Le boguet et les jeunes

Pour ce soir-là, j’avais demandé à Jean-Pierre de m’héberger. Il habite Courtelary, un village mondialement connu puisqu’il y est fabriqué une barre au chocolat divinement délicieuse. Comme je dormais la veille à une quarantaine de km, il n’y avait qu’un saut de puce à faire ce fameux vendredi; va bien.

Mais c’était sans compter la rencontre s’étant organisée entretemps sur Lausanne ce même jour au matin. Bah, tant pis, voyons plus grand et effectuons un bond de sauterelle; St-Brais – Lausanne – Courtelary, soit 260km.

Mais quelle idée… Vent, trombes de pluie, température vraiment fraîche, une horreur. Mon seul répit lors de ce trajet dantesque aura été la brève pause de midi pour redonner un peu de vie aux accumulateurs.

Batteries rechargées auprès du petit panda. Ca ne peut qu'être du courant vert, non?

Batteries rechargées auprès du petit panda. Ca ne peut qu’être du courant vert, non?

\Indispensable car je n’étais pas parti le matin à pleine charge et le soleil ne m’ayant été d’absolument aucun secours ce jour-là, je ne pouvais faire le trajet complet sans ce coup de pouce salutaire. Je suis donc arrivé chez Jean-Pierre à 20h30, soit avec 2 heures de retard. Désolé, sincèrement.

Corinne et lui, ainsi que Quentin, Cyril et Etienne forment une famille recomposée extrêmement joyeuse. Lors du repas, encore plus fameux que le chocolat susmentionné, je profite d’interroger les 3 jeunes qui j’ai la chance d’avoir près de mon calepin. En quoi le vélo n’est-il pas assez attractif pour leurs déplacements? Pourquoi cette fascination pour le boguet (vélomoteur ou encore mobylette) parmi les jeunes?

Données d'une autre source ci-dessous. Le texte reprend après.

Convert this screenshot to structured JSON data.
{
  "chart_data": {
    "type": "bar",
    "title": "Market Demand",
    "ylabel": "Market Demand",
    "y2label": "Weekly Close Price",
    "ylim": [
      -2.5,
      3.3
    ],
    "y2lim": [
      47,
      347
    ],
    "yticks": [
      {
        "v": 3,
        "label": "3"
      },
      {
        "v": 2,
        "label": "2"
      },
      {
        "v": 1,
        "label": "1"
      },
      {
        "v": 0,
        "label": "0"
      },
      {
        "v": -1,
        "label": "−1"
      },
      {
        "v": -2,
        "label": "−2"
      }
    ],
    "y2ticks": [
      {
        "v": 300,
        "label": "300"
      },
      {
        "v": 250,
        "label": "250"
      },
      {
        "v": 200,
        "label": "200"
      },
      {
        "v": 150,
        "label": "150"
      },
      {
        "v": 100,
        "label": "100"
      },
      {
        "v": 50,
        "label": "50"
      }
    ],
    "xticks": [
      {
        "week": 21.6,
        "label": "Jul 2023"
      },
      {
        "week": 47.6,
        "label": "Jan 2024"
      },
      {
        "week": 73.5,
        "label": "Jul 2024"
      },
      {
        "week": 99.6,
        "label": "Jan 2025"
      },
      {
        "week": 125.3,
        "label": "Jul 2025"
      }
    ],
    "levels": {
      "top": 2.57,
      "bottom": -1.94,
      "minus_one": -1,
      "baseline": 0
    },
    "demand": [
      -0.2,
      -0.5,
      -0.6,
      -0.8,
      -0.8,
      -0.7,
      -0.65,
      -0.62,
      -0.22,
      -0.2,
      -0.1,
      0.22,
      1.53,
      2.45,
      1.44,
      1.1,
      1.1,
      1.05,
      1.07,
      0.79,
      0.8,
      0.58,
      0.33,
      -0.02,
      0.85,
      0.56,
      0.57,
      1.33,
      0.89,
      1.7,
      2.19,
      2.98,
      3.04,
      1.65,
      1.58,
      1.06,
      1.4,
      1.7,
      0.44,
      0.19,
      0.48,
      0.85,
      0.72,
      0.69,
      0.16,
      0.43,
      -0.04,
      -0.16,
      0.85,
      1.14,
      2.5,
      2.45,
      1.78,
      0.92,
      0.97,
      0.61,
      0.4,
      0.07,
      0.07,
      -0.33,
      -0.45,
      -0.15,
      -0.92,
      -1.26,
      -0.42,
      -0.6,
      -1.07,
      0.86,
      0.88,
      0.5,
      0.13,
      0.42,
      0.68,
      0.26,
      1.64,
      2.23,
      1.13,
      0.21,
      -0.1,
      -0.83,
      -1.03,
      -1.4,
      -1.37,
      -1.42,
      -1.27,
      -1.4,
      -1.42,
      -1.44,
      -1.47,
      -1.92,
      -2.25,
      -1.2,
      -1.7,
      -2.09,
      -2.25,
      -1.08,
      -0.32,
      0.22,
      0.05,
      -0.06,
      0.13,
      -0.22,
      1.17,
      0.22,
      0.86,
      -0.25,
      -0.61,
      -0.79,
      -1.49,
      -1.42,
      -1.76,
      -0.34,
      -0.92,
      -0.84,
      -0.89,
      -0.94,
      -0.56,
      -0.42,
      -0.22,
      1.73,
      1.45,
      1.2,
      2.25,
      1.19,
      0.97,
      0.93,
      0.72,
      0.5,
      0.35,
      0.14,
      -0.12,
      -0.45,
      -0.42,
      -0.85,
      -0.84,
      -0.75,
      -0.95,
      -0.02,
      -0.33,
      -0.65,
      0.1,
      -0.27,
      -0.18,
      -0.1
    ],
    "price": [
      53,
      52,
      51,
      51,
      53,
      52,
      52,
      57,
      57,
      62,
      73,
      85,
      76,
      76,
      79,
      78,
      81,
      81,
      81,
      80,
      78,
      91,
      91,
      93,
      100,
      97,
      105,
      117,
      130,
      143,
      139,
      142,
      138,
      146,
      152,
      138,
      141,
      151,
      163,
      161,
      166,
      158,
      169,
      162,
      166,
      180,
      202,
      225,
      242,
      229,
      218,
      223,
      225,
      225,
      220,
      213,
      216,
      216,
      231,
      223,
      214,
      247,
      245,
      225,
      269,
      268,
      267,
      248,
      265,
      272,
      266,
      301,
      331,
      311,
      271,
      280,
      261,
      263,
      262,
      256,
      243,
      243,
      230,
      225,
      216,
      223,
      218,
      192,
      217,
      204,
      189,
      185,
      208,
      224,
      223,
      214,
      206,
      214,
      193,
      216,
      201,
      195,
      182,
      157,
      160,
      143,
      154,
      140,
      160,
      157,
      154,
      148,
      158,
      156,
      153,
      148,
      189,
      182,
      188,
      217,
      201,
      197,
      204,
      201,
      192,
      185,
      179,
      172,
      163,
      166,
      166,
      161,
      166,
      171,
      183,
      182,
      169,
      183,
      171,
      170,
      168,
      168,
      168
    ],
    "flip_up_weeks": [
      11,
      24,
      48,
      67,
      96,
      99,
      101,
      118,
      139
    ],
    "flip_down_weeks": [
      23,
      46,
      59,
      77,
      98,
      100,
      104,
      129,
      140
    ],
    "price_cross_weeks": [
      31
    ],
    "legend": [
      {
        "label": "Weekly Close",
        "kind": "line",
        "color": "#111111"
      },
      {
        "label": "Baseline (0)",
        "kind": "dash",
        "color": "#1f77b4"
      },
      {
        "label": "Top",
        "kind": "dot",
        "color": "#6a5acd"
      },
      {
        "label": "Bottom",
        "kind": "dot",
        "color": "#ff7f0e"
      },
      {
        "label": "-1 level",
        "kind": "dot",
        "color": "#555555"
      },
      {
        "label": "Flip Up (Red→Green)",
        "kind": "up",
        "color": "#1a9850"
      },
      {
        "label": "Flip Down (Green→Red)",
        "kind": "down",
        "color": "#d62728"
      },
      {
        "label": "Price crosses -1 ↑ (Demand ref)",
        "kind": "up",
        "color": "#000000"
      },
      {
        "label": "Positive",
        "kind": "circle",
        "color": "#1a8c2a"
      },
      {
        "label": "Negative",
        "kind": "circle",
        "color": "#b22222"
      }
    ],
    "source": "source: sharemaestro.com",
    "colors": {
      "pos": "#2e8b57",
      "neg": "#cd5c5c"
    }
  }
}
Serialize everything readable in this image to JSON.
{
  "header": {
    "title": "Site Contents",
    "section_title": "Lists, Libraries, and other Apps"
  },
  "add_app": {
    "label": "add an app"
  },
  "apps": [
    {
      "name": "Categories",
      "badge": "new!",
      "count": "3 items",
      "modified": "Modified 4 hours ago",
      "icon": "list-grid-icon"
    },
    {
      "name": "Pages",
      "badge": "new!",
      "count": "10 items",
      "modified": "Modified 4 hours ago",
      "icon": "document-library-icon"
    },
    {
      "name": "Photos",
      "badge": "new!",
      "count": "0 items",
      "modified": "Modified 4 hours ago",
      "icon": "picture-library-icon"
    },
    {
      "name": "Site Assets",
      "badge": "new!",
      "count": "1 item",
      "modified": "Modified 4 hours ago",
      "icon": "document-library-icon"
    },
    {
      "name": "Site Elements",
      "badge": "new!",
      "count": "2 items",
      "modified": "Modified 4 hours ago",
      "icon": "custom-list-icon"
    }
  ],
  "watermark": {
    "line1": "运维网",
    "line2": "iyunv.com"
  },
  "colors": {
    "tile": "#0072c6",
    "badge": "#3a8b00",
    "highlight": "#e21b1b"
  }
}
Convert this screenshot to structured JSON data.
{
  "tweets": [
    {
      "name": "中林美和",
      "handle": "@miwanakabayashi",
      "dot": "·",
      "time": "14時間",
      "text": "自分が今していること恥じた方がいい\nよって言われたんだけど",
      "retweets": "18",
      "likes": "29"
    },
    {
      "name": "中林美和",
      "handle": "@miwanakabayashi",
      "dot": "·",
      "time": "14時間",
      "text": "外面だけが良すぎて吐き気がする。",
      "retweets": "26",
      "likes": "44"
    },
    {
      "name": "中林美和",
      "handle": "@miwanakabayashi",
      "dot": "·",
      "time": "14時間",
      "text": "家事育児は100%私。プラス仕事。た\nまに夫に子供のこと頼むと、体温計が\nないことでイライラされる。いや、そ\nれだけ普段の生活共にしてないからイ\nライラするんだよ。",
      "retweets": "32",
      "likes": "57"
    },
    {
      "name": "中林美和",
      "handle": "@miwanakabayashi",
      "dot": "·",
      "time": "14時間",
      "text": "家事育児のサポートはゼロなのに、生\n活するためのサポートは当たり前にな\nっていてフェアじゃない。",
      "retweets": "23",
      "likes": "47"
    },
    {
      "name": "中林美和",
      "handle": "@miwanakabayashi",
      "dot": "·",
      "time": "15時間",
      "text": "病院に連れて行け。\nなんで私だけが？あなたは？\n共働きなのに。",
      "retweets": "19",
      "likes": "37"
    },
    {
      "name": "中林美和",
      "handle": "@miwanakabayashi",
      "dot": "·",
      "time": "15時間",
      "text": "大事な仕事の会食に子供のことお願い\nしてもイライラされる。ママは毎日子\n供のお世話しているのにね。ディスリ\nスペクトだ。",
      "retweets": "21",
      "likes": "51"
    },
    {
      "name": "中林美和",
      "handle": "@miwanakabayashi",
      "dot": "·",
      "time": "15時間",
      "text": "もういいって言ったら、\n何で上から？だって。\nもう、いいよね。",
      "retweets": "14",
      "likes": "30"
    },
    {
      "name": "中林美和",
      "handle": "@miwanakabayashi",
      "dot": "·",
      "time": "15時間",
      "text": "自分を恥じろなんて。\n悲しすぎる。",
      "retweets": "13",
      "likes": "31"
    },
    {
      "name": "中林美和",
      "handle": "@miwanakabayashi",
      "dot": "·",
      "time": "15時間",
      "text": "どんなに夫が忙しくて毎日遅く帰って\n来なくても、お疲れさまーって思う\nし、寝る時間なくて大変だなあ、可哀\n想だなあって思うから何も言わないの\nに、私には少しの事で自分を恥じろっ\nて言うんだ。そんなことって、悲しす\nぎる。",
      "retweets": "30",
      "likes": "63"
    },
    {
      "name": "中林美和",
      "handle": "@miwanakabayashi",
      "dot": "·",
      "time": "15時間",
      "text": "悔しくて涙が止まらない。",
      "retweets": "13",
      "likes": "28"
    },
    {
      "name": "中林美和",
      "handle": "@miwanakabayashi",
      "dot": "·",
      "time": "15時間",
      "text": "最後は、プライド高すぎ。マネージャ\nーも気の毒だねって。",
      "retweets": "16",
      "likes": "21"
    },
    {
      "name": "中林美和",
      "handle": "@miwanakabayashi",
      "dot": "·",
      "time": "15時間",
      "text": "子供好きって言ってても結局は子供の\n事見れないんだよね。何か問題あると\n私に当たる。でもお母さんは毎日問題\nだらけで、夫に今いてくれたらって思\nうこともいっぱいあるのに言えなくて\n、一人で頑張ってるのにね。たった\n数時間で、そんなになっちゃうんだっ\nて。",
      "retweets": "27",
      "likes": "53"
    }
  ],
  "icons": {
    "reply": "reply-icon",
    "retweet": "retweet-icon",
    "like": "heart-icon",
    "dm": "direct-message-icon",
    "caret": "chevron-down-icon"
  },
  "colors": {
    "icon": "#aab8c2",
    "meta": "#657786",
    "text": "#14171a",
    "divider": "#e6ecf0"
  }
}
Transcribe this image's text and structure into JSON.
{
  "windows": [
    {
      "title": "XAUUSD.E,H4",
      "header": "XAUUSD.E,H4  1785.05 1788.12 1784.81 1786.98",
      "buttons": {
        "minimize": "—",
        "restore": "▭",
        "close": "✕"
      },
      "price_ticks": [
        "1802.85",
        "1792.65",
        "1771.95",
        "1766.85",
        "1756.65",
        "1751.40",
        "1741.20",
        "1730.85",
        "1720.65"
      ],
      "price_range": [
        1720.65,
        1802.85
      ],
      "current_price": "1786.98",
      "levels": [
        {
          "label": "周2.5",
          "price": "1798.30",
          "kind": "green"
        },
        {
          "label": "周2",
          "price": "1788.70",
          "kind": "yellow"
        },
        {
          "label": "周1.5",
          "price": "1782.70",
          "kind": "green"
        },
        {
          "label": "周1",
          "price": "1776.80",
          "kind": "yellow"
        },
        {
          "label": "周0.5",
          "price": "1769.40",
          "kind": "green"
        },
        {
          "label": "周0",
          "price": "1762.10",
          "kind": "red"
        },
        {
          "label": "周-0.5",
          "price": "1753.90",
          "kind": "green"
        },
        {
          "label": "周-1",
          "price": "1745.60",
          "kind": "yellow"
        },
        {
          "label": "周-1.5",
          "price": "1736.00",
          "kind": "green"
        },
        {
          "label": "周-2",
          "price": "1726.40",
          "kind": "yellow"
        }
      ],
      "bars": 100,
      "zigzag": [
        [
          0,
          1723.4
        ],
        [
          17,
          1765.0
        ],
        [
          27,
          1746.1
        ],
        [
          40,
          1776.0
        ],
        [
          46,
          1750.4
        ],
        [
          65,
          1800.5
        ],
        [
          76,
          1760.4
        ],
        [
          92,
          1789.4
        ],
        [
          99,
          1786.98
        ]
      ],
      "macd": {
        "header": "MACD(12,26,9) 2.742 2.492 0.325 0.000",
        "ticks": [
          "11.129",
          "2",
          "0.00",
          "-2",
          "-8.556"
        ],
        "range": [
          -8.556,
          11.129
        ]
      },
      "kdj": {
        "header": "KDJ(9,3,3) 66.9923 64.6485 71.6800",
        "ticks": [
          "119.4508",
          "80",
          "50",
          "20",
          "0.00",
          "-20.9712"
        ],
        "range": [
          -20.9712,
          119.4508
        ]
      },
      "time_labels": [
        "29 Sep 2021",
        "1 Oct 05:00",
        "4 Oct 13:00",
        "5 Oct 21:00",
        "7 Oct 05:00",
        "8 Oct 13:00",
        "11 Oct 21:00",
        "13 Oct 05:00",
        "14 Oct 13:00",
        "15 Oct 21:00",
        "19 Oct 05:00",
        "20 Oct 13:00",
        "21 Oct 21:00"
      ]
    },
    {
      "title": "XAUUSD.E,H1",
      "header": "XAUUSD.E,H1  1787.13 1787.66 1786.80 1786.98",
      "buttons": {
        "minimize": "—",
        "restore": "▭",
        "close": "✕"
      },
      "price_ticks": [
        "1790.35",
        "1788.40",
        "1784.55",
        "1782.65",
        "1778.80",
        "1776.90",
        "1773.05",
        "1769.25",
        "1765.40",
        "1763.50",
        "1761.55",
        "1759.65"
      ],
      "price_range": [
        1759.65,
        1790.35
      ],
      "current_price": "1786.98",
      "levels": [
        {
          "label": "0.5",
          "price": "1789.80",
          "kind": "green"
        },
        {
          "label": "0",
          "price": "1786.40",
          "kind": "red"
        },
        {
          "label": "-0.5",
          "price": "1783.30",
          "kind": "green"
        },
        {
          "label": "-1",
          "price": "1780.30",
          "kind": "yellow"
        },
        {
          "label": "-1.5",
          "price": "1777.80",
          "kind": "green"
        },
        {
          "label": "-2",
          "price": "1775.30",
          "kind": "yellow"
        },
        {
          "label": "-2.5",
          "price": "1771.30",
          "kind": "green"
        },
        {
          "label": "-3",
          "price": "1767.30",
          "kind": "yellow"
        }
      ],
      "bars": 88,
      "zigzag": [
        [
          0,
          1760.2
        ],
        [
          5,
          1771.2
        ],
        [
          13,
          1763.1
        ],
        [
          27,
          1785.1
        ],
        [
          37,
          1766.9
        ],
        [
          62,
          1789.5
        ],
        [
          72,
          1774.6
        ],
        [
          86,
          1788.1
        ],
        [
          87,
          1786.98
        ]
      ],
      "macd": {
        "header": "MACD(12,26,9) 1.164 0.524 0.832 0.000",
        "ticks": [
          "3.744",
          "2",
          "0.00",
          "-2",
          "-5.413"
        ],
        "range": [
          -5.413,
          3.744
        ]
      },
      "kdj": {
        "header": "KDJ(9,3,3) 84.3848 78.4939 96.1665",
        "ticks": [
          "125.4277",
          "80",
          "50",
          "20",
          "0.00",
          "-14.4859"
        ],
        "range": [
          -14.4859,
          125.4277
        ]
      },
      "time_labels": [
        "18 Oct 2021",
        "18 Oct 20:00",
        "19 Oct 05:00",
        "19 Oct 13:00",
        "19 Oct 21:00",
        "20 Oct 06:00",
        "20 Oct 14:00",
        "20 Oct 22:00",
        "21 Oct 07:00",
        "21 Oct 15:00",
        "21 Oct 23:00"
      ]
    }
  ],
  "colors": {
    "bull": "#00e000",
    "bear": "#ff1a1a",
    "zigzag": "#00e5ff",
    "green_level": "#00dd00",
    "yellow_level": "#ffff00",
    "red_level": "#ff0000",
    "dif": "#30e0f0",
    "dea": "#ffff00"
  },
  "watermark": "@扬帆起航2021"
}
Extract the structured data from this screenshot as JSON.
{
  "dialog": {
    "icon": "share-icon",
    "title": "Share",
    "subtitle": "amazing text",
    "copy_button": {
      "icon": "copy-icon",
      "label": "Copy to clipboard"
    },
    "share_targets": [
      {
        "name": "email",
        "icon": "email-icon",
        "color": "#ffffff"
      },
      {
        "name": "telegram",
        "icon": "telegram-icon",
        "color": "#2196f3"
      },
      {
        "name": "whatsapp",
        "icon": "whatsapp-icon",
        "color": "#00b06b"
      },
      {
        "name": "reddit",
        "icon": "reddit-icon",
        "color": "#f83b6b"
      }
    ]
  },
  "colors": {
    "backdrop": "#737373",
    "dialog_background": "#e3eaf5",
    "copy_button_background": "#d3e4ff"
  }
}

Ils me répondent d’une seule voix: « Pour le mythe! Et aussi parce que ça ne coûte pas une fortune; à moins de CHF 1000.- pour une belle occasion, tu t’en sors sans problème. En comparaison avec un vélo électrique, c’est franchement moins cher. Enfin, parce qu’on peut le bricoler, en améliorer ses performances et le personnaliser. C’est ce qu’on aime le plus faire avec les vélomoteurs. »

Je les entends bien. Et sais aussi que souffle évidemment avec cet engin, le vent de la liberté. Les premières sorties dépassant les environs directs de la maison, les rentrées ne dépendant plus de la bonne volonté des parents et, pour certains garçons, les tours pétaradants emplis de l’espoir d’être remarqués par celles dont ils aimeraient tellement attirer l’attention.

Place ensuite aux essais, forcément nocturnes. Opérant une nouvelle fois, la magie n’en aura été que plus belle; ils sont conquis. Les parents aiment l’aspect brut, industriel et rétro-moderne de mon carrosse en tôle rivetée. Les jeunes? Eh bien, pour commencer… on ne les revoit plus. A chaque essai, ils partent un peu plus loin, plus longtemps; le plaisir au guidon est manifeste. L’autonomie leur parle, de même que les coûts insignifiants pour alimenter les batteries lorsque les jambes ne suffisent plus. Et, pour des bricoleurs comme eux, l’idée me traverse l’esprit qu’ils prendraient peut-être beaucoup de plaisir à monter, comme moi, un vélomobile acheté en kit. Quand j’y pense, je trouve cela fou; de 3 cartons arrivés par la Poste, j’ai aujourd’hui un véritable remplace-voiture. Bien entendu, que d’heures passées à le réaliser – avec des hauts et pas mal de bas – mais… ça roule! Et plutôt bien, même.

Je demande au trio fougueux la conclusion de la soirée: « C’est simple, tu dois absolument aller montrer cet engin dans les écoles, pour que les jeunes sachent que cela existe, qu’il y a des alternatives. »

Bien plus tard dans la nuit encore – autour de l’énième verre de l’amitié – mon copain me dit que tout cela le fait réfléchir: « Pas impossible que je lance une fois des panneaux solaires sur mon toit ». Tout sauf improbable aussi que cet amoureux des voitures ne lève désormais un peu plus le pied de l’accélérateur au volant de la sienne. Ou qu’il la prenne même moins souvent? Je sais que cela le travaille. Mais, chut!, je ne vous ai rien dit; le changement est tellement plus agréable et irrémédiablement effectif quand il est réfléchi, choisi, voulu par la personne plutôt qu’imposé par autrui.